Asthma inhaler.

NIH Awards Columbia Nursing Over $6 Million for Asthma Trials

Two Columbia Nursing professors have received grants from the National Institutes of Health to test innovative treatments to reduce asthma disparities in racial-ethnic minority adults and adolescents. 

The National Institute of Nursing Research (NINR) awarded Professor of Nursing Maureen George, PhD, a $2.45 million, five-year grant for “BREATHE: An Efficacy Implementation Trial of a Brief Shared Decision-Making Intervention among Black Adults with Uncontrolled Asthma in Federally Qualified Health Centers (FQHC).” The study will compare BREATHE, a scripted, nine-minute intervention delivered during a primary care visit, to an attention control in 200 men and women.   

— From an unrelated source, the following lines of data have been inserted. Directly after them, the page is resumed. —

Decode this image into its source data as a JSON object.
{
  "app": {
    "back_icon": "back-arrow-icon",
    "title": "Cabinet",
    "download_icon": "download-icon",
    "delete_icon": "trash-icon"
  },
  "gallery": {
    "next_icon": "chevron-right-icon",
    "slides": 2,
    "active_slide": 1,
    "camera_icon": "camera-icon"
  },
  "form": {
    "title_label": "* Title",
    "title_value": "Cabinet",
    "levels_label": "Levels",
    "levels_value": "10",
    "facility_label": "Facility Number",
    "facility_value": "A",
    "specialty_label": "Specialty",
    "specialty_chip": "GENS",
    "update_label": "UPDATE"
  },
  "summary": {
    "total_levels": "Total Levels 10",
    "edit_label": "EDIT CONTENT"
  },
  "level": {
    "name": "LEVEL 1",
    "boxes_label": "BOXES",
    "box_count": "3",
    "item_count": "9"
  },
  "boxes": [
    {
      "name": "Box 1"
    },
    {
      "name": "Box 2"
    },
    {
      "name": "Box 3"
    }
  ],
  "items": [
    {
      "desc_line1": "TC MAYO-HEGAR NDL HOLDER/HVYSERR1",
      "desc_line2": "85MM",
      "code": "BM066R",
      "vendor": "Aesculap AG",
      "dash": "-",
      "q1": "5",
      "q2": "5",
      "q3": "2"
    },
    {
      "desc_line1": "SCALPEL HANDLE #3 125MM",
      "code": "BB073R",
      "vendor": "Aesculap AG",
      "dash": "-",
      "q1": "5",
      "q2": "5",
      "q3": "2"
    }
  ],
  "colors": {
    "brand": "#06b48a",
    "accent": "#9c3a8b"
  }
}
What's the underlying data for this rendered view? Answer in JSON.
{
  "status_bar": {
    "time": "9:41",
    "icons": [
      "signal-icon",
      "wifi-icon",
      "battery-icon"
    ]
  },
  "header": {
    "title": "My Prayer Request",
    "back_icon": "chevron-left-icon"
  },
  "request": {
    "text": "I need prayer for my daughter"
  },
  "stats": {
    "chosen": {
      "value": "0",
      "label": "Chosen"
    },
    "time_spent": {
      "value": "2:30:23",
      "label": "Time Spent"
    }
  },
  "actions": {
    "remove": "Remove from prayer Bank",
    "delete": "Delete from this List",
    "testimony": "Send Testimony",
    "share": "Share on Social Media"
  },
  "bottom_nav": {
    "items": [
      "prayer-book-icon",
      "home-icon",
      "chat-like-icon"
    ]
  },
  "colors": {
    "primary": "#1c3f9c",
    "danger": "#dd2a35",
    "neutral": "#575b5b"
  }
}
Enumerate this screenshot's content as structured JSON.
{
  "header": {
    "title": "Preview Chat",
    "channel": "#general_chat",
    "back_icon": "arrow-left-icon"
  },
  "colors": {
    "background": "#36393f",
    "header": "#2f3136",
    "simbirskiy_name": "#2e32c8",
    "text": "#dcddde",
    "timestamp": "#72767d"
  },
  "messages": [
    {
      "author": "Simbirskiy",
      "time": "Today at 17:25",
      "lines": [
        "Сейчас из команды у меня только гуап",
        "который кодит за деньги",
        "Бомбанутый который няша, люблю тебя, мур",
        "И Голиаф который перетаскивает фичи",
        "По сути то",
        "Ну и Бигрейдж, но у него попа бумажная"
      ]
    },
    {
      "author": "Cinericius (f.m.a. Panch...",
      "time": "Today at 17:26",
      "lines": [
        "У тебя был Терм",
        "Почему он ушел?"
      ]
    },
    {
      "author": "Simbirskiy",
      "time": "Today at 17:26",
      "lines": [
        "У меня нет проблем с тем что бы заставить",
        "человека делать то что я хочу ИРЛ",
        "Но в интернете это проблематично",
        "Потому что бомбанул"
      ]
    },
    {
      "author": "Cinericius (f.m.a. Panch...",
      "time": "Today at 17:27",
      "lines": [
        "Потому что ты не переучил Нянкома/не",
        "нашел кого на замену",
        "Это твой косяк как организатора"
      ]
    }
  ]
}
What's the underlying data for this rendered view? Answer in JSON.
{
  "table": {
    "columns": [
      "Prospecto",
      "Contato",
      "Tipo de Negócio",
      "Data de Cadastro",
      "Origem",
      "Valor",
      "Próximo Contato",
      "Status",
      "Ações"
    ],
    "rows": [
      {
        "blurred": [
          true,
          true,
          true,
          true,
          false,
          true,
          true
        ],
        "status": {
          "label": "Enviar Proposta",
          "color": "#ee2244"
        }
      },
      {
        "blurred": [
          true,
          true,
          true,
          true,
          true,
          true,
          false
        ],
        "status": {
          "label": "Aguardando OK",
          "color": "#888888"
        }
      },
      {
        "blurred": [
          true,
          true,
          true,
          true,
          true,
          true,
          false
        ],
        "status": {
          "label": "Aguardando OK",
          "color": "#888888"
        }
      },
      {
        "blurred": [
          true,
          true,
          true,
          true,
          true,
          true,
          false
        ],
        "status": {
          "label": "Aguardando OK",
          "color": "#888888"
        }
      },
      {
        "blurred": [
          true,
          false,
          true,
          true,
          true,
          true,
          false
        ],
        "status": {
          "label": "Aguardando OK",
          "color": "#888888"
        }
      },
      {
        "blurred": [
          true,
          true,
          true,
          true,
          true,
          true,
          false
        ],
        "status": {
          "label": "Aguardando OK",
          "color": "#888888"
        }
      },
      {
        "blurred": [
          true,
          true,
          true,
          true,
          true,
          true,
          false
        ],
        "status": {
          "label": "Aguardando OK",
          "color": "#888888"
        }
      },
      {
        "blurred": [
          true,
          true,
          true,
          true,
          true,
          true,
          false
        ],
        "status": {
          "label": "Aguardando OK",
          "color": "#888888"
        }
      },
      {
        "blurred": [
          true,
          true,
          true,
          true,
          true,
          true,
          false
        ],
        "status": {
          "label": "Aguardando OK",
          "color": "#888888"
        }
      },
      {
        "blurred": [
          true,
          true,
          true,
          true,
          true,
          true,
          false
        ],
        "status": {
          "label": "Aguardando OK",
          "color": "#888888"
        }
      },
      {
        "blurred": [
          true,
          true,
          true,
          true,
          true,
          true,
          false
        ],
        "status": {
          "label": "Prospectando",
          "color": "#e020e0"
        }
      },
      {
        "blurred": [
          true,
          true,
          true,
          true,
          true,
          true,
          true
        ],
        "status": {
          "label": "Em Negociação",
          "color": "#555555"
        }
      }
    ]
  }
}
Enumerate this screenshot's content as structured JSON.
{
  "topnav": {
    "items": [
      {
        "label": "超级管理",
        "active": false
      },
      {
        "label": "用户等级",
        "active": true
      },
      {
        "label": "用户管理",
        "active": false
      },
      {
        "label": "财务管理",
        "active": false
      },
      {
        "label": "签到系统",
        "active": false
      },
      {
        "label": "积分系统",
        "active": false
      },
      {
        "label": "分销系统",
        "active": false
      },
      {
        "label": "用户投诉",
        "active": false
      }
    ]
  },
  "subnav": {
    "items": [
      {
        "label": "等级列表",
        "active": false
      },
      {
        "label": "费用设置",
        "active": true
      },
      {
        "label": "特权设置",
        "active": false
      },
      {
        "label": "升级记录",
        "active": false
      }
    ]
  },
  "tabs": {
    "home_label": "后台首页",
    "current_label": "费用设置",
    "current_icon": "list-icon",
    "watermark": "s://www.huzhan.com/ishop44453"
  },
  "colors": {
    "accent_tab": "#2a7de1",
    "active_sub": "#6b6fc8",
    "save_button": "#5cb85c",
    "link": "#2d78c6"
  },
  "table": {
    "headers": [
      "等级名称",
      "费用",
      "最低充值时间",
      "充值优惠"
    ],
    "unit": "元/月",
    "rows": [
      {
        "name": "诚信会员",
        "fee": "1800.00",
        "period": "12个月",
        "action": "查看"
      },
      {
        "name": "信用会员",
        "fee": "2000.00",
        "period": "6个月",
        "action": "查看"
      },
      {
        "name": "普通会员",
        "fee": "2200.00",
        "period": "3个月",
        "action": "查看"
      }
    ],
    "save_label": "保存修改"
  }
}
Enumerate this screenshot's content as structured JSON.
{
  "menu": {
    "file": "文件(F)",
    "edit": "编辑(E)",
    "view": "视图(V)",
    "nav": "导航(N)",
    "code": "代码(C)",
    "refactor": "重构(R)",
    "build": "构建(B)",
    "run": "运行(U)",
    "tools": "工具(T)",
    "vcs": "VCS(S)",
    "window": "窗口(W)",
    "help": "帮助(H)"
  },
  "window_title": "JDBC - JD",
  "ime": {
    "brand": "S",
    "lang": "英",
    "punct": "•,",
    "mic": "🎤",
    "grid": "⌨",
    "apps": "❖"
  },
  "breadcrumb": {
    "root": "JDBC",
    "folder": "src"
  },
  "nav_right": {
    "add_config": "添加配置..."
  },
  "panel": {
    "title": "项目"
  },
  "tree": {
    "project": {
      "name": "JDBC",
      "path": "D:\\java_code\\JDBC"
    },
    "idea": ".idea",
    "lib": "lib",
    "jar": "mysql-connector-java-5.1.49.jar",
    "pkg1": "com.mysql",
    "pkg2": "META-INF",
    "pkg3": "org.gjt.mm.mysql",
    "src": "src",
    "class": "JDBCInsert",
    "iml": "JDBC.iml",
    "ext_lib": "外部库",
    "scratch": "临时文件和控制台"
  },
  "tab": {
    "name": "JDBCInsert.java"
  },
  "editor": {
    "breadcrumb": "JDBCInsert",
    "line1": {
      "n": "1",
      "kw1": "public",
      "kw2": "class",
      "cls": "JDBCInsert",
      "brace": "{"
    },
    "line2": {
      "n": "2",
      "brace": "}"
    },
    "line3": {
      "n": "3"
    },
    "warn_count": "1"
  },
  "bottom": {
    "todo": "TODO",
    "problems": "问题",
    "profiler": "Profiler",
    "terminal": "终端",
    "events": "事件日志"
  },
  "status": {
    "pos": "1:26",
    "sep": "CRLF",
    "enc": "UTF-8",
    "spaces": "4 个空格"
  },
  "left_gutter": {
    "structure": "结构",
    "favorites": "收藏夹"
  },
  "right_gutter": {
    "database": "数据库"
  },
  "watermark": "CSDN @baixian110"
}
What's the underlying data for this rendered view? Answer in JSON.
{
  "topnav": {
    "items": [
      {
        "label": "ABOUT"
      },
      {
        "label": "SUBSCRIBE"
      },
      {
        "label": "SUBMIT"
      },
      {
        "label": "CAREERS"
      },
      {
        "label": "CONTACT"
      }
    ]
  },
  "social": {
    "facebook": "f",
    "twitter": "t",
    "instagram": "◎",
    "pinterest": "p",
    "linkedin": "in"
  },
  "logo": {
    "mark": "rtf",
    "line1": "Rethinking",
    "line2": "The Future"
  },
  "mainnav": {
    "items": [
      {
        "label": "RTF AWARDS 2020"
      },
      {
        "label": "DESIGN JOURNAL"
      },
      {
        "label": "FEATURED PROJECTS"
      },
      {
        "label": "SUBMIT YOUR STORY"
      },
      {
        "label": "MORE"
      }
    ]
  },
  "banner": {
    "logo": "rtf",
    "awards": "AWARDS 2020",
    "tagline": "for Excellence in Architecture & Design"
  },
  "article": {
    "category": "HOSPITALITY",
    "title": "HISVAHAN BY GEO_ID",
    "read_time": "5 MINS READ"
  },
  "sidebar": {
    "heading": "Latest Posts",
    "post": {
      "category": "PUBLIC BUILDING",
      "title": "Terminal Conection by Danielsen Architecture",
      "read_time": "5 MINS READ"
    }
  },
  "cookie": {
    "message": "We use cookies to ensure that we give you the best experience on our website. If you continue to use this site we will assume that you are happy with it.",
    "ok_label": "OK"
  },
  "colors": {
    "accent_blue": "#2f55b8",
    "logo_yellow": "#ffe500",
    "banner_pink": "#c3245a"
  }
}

NINR has provided an additional grant to George and her co-principal investigator, Professor of Applied Developmental Psychology Jean-Marie Bruzzese, PhD, to study BREATHE in adolescents. 

Bruzzese will also receive $4 million from the National Heart, Lung and Blood Institute for her five-year project, “The Efficacy of CAMP Air, a Web-Based Asthma Intervention Among Urban Adolescents with Uncontrolled Asthma.” The trial will also evaluate the cost-effectiveness of the interactive learning and health management program in 370 adolescents, and investigate barriers and facilitators to adopting and implementing the intervention in high schools.